Una nuova "caldaia" per Gavardo

In un anno, il volume di combustibile consumato dalla Centrale a biomassa di Gavardo, sarà di circa 18000 metri cubi: lo stesso volume di un cubo di 26 metri di lato.

Nota - Questo comunicato è stato pubblicato integralmente come contributo esterno. Questo contenuto non è pertanto un articolo prodotto dalla redazione di BresciaToday

La deposizione in Comune di Gavardo (con relativa pubblicazione dei documenti sul sito WEB) del progetto relativo alla costruzione di una centrale a biomassa in Via XXV Aprile a Gavardo, ha suscitato molto clamore. Immediatamente, i gruppi di minoranza Gavardo Rinasce e Gavardo in Movimento si sono esposti con comunicati di contrarietà al progetto.

Anche G.A.I.A. il Comitato di cittadini costituitosi proprio per l'occasione qualche mese fa, si è già mosso per richiedere all'Amministrazione di Gavardo un lasso di tempo più "ragionevole" (12 giorni sono effettivamente troppo pochi) per poter presentare osservazioni al progetto.

Al di là delle posizioni assunte dai gruppi politici o dai comitati, quel che si riscontra tra i cittadini è una certa mancanza di conoscenza su quanto stia avvenendo e quale sia la posta in gioco, in termini ambientali, economici e sociali. In attesa che finalmente la giunta guidata dal sindaco Vezzola organizzi -come promesso mesi orsono- un'assemblea pubblica nella quale informare i cittadini delle ricadute del progetto di centrale a biomassa, cerchiamo di spiegare in maniera semplice cosa si realizzerà a Gavardo.

Per farlo in modo comprensibile, ci avvaliamo di un esempio. Supponiamo che l'amministratore del vostro condominio decida, di sua iniziativa, di cambiare la caldaia. Non una caldaia qualsiasi, bensì un sistema di ultima generazione che, a suo dire, farà risparmiare un po' di soldi.

Certo costa un po' cara, ma non dovete preoccuparvi, perché con il finanziamento che lui accenderà a vostro nome e conto, voi avrete qualche decennio per pagarla comodamente. Come ultima cosa, l'amministratore vi dice che, se avete qualcosa in contrario, dovete comunicarglielo entro dieci giorni (non uno di più) e, ovviamente, la vostra opinione non sarà vincolante: lui, l'amministratore, sarà libero di decidere quello che ritiene opportuno. Vi pare assurdo??? Mica tanto. Fatte le dovute proporzioni, è quello che sta succedendo a Gavardo.

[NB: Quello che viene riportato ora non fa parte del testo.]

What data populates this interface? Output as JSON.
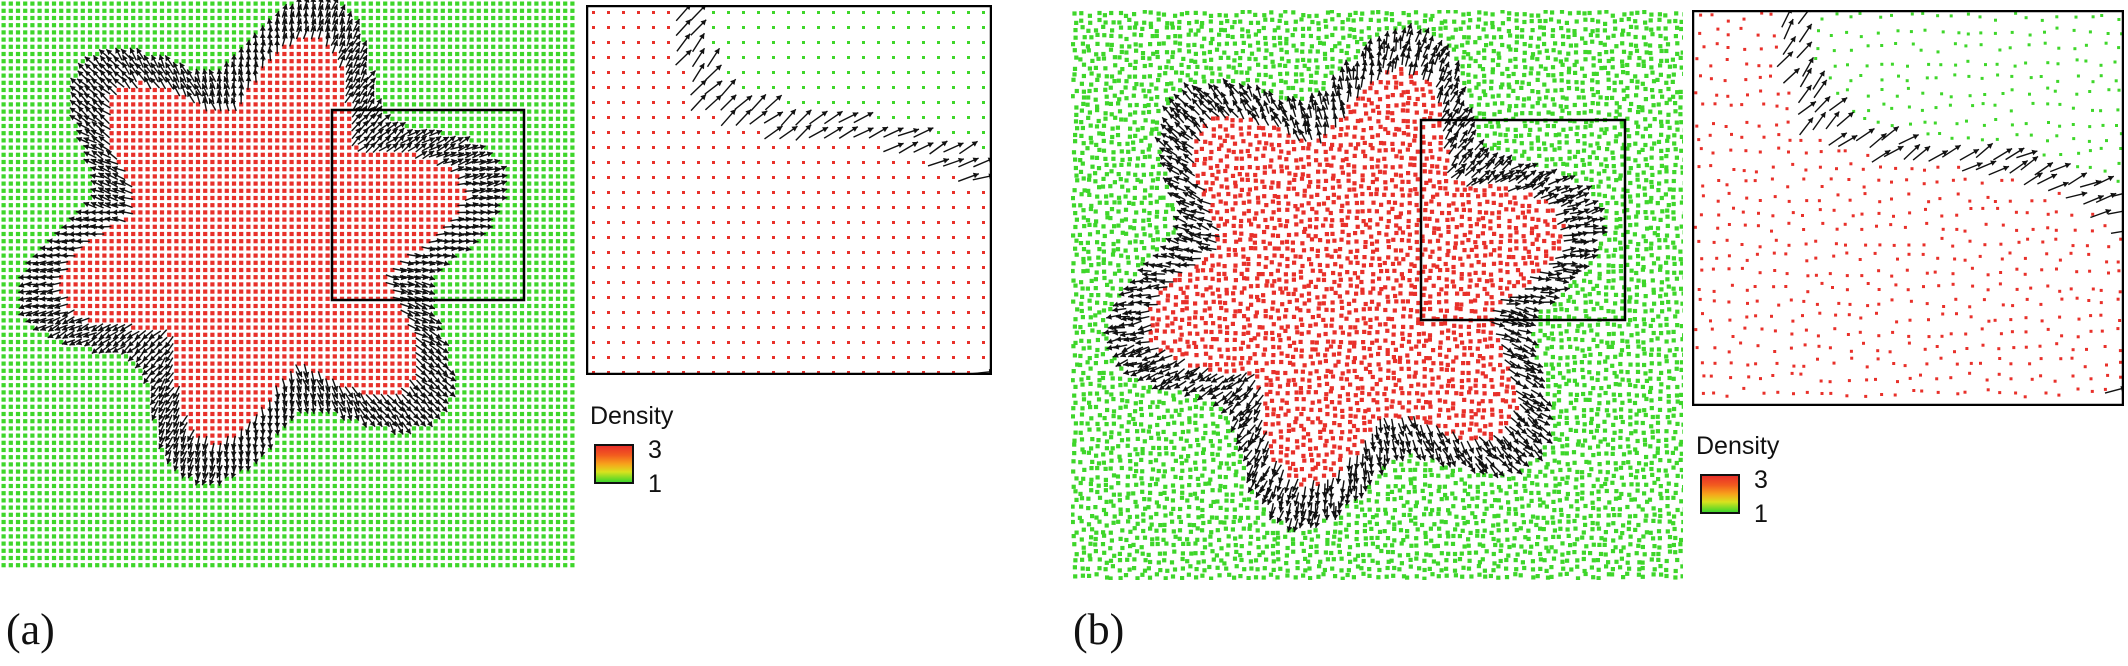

Solo che la caldaia del nostro "amministratore condominiale" costa 2.850.000 Euro (ai quali va poi aggiunto il costo d'acquisto o d'affitto del "locale caldaia"), funziona 24 ore al giorno per 340 giorni all'anno, brucia più di 646 chili di legna all'ora. Per rifornirla di combustibile (legna) ci vogliono 230 camion all'anno, ed altri 48 trasporti all'anno servono per smaltire le ceneri. In un anno, il volume di combustibile consumato sarà di circa 18000 metri cubi: per rendere l'idea, lo stesso volume di un cubo di 26 metri di lato.

La centrale sorgerà a poche decine di metri da un frequentato centro commerciale, da alcune abitazioni private, da diverse attività artigianali. In definitiva, si troverà a meno di un chilometro in linea d'aria dal centro del paese! C'è un'ultima importante considerazione da fare: questa scelta condizionerà, più che il futuro di casa vostra, quello dei vostri figli. Ecco perché molti a Gavardo vogliono con tutti gli sforzi possibili -e con i mezzi a loro disposizione- fare in modo che un progetto di questa portata, sia una decisione discussa e condivisa, senza lasciare che l'amministratore condominiale la prenda a nome di tutti i gavardesi.